Photos by Steve Rice LEFT: Weed your own damn onions! Andrew Cullen, chef at the Birchwood Cafe in Minneapolis, pulls weeds at the Riverbend Farm in Delano, Minn. RIGHT: Michelle Steffen, pulls wild buckwheat from the onion rows at the Riverbend Farm in Delano. Karly Burch seems to love pulling weeds. Squatting between rows of onions at Riverbend Farm in Delano, Minn., the 23-year-old Minneapolis resident explains why she's so smiley about spending a day getting her hands dirty.
"I thought it would be neat to meet some people in my community and help out at a place that supplies food to somewhere I eat," Burch says.
That place where she eats is Common Roots Cafe, a restaurant at 26th Street and Lyndale Avenue S. in Minneapolis that's the ultimate role model for using ingredients from local growers and producers.
"Any way we can connect people with where their food comes from is helpful," says Common Roots owner Danny Schwartzman, whose ingredients earlier this summer were 90 percent local, organic or fair-trade. "It gets people thinking about what they're eating."

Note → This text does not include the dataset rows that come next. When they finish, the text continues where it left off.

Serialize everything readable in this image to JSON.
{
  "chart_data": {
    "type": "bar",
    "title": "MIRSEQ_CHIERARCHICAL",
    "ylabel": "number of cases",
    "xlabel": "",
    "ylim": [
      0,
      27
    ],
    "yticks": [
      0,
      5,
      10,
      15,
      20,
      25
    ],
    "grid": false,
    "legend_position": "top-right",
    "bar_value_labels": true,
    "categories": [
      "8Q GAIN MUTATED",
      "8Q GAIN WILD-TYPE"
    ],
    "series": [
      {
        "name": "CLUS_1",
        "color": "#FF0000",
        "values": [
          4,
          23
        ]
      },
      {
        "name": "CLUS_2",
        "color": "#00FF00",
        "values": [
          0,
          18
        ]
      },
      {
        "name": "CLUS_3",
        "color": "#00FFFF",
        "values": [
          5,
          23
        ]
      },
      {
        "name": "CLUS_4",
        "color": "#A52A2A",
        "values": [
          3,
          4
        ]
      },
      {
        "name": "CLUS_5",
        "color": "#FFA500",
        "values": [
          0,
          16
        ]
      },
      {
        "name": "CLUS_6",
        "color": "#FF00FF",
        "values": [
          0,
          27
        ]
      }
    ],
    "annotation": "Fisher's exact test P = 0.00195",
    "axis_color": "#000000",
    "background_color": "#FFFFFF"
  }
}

Schwartzman invited customers to spend a day at Riverbend, meeting farmer Greg Reynolds and working with the organic onions, which customers will eat in soups and salads later this year.
That desire to know where your food comes from, spend locally, do a good deed for the environment and eat fresh means that the "eat local" movement in the Twin Cities "has exploded within the last three or four years," says Brian DeVore of the Land Stewardship Project, a nonprofit group that promotes sustainable agriculture. "In the Midwest, food travels an average of 1,500 miles to get to us, which is just ironic since we produce so much food here."
Photos by Steve Rice LEFT: After a morning of pulling weeds at the Riverbend Farm in Delano, volunteer workers walk back to the barn for lunch. RIGHT: Danny Schwartzman, owner of Common Roots Cafe, picks peas at the Riverbend Farm in Delano. A group of owners, workers and frequent diners at the Common Roots Cafe and Birchwood gathered on a Monday to weed onion beds and pick peas. Demand for farmers markets and "community-supported agriculture" (CSA), in which you buy a share of a farm and get weekly fresh produce in return, continues to grow. Plus, more young Minnesotans are getting interested in the Land Stewardship Project's beginning farmers' program, which teaches the ropes of running a sustainable agriculture business.
"A lot of initial restaurants that got on board with sourcing local food were pretty high-end, the white-tablecloth type, but now we're starting to see regular types that the rest of us can afford," says Devore, who points out that even fast-food chains such as Chipotle -- which uses Minnesota onions and bell peppers -- are emphasizing local.